Ahlakı sadece öznenin omuzlarına yüklemek özneyi yorabilir. Bu nedenle kolektif eylemleri de merkeze almak ve politika, hukuk, ekonomi, bilim, sanat ve eğitim gibi kurumlarını ahlakîleştirmek, ahlâkı, medeniyetin gökyüzü değil zemini yapmak esas olmalıdır. Geçmişin bagajını ve erdemlerini olduğu gibi taşımak bugün öznenin yetkinleşmesini sağlamaz. Ayrıca çağdaş meselelerle teması güçleştireceği için lakaytlığa ve ahlaki duyarlılıkların kaybına yol açabilir. Oysa ahlâk, tüm çalışma konularının en insani ve en acil olanıdır.
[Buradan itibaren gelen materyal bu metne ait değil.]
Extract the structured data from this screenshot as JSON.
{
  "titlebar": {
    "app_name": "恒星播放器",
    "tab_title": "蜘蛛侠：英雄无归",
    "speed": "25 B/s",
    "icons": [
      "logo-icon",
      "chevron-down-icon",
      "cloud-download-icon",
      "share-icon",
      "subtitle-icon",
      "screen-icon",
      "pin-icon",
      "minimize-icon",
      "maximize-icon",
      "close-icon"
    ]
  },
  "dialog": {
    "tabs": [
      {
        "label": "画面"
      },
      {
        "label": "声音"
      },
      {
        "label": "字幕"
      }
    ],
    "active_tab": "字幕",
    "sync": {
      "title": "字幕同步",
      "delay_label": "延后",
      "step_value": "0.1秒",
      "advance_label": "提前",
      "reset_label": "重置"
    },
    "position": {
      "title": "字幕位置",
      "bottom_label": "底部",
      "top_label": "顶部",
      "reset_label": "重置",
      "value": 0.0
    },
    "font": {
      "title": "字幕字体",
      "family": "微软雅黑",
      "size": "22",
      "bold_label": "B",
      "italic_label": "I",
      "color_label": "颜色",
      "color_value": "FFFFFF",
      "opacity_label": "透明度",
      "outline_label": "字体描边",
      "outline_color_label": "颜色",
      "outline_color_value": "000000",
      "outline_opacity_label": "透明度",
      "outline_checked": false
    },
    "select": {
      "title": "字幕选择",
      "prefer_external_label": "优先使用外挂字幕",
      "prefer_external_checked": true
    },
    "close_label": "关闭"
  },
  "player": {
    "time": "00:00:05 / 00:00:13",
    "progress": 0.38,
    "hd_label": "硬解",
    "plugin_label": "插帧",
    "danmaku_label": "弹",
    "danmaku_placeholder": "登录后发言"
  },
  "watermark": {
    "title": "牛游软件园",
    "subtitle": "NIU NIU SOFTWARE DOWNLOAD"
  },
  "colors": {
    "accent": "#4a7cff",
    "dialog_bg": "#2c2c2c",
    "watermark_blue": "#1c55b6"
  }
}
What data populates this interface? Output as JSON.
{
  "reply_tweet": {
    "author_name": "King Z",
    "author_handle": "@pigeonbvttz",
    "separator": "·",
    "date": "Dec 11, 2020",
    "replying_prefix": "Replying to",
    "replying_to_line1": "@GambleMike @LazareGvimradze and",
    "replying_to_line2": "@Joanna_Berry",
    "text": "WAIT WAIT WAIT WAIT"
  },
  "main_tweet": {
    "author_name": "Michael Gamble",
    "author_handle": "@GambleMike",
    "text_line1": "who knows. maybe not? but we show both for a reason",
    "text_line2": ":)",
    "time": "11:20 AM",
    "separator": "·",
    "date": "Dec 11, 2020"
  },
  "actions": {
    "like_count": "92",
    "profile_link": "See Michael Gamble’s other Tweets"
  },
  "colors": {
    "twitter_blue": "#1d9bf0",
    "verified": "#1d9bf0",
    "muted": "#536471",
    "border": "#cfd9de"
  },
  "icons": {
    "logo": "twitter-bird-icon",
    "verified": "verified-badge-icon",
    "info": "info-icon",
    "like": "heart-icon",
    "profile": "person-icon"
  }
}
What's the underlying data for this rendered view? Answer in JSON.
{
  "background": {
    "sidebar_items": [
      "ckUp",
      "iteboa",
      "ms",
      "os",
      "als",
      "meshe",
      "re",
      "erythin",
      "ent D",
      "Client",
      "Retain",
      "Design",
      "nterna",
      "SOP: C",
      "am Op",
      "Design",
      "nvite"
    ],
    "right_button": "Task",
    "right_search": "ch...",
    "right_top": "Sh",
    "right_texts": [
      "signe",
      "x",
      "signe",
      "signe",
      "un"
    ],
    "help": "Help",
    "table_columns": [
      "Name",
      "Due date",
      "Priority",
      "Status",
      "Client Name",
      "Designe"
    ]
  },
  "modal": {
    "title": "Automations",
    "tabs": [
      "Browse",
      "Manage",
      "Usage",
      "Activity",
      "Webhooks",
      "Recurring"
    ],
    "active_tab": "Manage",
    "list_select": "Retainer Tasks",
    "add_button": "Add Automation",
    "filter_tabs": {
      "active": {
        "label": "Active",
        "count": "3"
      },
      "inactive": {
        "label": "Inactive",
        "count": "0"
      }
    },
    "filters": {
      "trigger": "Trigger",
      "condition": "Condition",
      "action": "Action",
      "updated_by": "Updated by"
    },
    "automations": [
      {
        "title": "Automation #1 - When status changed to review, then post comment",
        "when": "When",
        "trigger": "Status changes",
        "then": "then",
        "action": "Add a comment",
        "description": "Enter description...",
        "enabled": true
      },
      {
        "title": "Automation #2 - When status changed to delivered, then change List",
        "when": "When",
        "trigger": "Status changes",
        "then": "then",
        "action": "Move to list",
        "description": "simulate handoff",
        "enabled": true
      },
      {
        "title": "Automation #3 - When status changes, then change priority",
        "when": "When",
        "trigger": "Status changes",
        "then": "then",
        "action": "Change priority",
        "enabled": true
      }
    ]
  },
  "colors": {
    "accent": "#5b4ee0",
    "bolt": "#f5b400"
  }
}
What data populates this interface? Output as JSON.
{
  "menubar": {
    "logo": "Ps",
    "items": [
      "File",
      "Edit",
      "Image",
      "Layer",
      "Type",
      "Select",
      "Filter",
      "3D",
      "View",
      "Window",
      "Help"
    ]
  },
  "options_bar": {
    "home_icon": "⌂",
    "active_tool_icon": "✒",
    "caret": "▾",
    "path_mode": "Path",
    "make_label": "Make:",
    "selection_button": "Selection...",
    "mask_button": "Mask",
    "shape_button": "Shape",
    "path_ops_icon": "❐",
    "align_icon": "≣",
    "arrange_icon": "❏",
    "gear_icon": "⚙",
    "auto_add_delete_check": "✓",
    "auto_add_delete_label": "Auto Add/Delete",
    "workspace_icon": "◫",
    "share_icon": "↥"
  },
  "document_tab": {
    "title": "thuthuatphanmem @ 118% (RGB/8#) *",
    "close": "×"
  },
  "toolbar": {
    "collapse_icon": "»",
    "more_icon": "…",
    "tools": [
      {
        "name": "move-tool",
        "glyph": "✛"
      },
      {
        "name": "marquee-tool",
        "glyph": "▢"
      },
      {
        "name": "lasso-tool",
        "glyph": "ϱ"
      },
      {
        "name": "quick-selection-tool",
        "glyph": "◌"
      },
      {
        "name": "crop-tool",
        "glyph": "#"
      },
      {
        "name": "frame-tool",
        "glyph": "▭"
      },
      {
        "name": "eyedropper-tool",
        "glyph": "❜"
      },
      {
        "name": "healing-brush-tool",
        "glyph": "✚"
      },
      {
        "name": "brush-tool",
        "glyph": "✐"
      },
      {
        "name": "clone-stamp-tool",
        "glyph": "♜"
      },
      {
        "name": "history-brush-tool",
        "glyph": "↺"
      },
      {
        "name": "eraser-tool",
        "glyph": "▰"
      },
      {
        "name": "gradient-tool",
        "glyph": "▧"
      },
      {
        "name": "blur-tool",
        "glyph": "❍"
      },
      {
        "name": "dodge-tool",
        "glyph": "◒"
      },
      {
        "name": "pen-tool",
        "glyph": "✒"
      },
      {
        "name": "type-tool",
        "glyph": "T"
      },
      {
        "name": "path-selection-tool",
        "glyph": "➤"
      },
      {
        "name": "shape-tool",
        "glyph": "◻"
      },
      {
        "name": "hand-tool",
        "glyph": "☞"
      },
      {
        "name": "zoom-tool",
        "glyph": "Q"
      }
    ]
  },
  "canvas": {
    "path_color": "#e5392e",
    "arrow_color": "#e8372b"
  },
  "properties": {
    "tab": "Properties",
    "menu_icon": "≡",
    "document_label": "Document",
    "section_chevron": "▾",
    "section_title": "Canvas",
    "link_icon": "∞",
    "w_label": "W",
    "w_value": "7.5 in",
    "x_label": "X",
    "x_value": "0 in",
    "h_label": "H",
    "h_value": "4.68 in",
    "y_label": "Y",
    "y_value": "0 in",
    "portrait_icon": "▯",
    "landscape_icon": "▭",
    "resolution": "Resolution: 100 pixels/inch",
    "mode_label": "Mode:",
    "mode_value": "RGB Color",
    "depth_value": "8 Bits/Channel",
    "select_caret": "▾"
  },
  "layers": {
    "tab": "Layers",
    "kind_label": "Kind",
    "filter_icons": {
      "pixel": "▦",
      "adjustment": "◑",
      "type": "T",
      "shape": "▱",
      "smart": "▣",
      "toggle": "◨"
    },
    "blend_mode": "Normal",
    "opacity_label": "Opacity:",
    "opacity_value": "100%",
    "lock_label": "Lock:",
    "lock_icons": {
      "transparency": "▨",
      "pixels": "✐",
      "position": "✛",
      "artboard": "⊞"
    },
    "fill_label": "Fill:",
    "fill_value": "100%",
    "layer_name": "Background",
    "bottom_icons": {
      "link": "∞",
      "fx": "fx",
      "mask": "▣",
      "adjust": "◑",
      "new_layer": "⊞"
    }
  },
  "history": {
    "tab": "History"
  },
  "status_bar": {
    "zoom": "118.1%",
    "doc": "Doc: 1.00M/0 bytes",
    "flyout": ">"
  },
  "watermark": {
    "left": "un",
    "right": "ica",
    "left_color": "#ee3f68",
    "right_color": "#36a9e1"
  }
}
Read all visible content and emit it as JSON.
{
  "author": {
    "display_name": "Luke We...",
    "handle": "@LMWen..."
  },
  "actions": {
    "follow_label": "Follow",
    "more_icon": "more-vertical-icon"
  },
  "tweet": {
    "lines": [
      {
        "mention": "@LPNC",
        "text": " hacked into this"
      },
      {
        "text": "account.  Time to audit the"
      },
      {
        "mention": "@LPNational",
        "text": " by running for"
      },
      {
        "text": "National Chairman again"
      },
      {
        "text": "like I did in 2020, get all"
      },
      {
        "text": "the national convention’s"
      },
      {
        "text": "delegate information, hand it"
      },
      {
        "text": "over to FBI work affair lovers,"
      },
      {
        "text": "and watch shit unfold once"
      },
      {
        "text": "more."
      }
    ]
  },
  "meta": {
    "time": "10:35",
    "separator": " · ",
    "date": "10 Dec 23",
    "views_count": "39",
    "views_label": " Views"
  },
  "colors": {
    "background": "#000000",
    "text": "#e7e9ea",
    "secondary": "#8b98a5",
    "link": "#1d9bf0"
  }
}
Doç. Dr. Emrullah Kılıç/ Ankara Hacı Bayram Veli Üniversitesi Felsefe Bölümü Öğretim Üyesi
VI. Ahlâk Şûrası'nda yalnızca ahlâkî kriz ve semptomlarını değil aynı zamanda ahlâkın farklı tezahürleriyle birlikte modern dünyadaki değişim ve dönüşümleriyle bir anlam zemini sunma potansiyeli masaya yatırıldı. Fenomenolojik birleşim ve metaetik bir derinlikle meseleleri yeniden yorumlayarak ahlâkın yalnızca bir normlar değil aynı zamanda insanlığın varoluşsal bir proje sistemi olduğu vurgusunun yapıldığı şûra, şu iki ana görüşün karşılıklı düellosuna ev sahipliği yaptı: Yaşananları ahlaki bir kriz olarak görüp meseleye daha makro ölçekte yaklaşan ve söz konusu durumun kökeninde, ahlâkın metafizik temelinden kopmasının yattığını ifade eden akademisyenlere karşılık sayıları daha az olsa da meseleye mikro ölçekte yaklaşan ve yaşanılan durumu kriz yerine imkân, değişim ve dönüşüm üzerinden anlamak gerektiğine yoğunlaşan akademisyenlerin diyalektiği.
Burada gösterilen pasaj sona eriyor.